1. Find the longest continuous chain of carbons in the molecule.
This chain is used as the parent structure. In the example, the longest continuous chain contains seven carbons. Therefore the parent hydrocarbon structure is heptane.
2. Number the carbons in the main chain in sequence.
In doing this start at the end that will give the groups attached to the chain the smallest numbers. This has already been done in the preceding example. In this instance the numbers go from right to left, which places the substituent groups at carbon atoms 2, 3, and 4. If the chain were numbered from left to right, the groups would be at positions 4, 5, and 6. These are higher numbers and therefore violate the rule.
3. Add numbers to the names of the substituent groups to identify their positions on the chain.
These numbers become prefixes to the name of the parent alkane. In this example the substituents and positions are 2‑methyl, 3‑methyl, and 4‑ethyl.
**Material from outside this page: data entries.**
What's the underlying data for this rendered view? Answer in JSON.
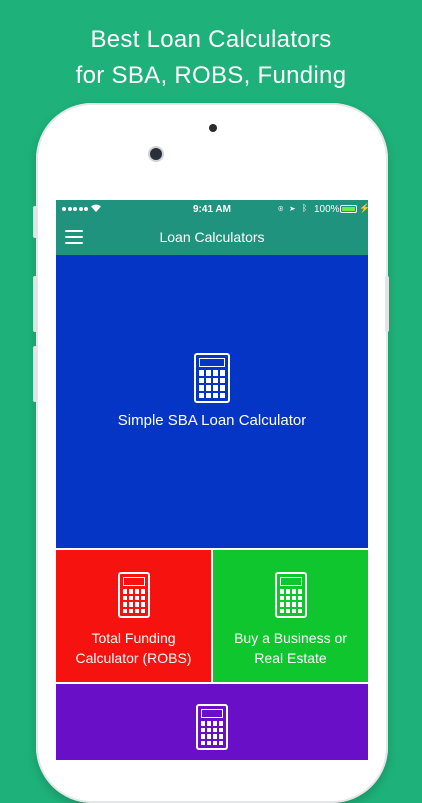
{
  "headline": {
    "line1": "Best Loan Calculators",
    "line2": "for SBA, ROBS, Funding"
  },
  "status_bar": {
    "carrier_signal": "signal-dots-icon",
    "time": "9:41 AM",
    "battery_percent": "100%"
  },
  "nav": {
    "title": "Loan Calculators",
    "menu_icon": "hamburger-menu-icon"
  },
  "tiles": [
    {
      "label": "Simple SBA Loan Calculator",
      "color": "#0535c4",
      "icon": "calculator-icon"
    },
    {
      "label_line1": "Total Funding",
      "label_line2": "Calculator (ROBS)",
      "color": "#f6120f",
      "icon": "calculator-icon"
    },
    {
      "label_line1": "Buy a Business or",
      "label_line2": "Real Estate",
      "color": "#10c62e",
      "icon": "calculator-icon"
    },
    {
      "color": "#6a0fc8",
      "icon": "calculator-icon"
    }
  ],
  "colors": {
    "background": "#1eb27a",
    "navbar": "#20937f"
  }
}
4. Use prefixes to indicate the appearance of a group more than once in the structure.
Common prefixes are di (twice), tri (three times), tetra (four), and penta (five). This example has two methyl substituents. Thus the word dimethyl will be part of the complete name.
5. List the names of alkyl substituents in alphabetical order.
For purposes of alphabetizing, the prefixes di, tri, and so on are ignored. In this example, the 4‑ethyl group is listed before the 2‑methyl and 3‑methyl groups (which are combined as 2,3‑dimethyl in the name).
6. Use proper punctuation.
This is very important in writing the names of organic compounds in the IUPAC system. Commas are used to separate numbers. Hyphens are used to separate numbers and words. The name of the alkane is written as one word. The demonstration compound, then, would be written as dimethylheptane, not dimethyl heptane.
According to the IUPAC rules, the name of this compound is 4‑ethyl‑2,3‑dimethylheptane.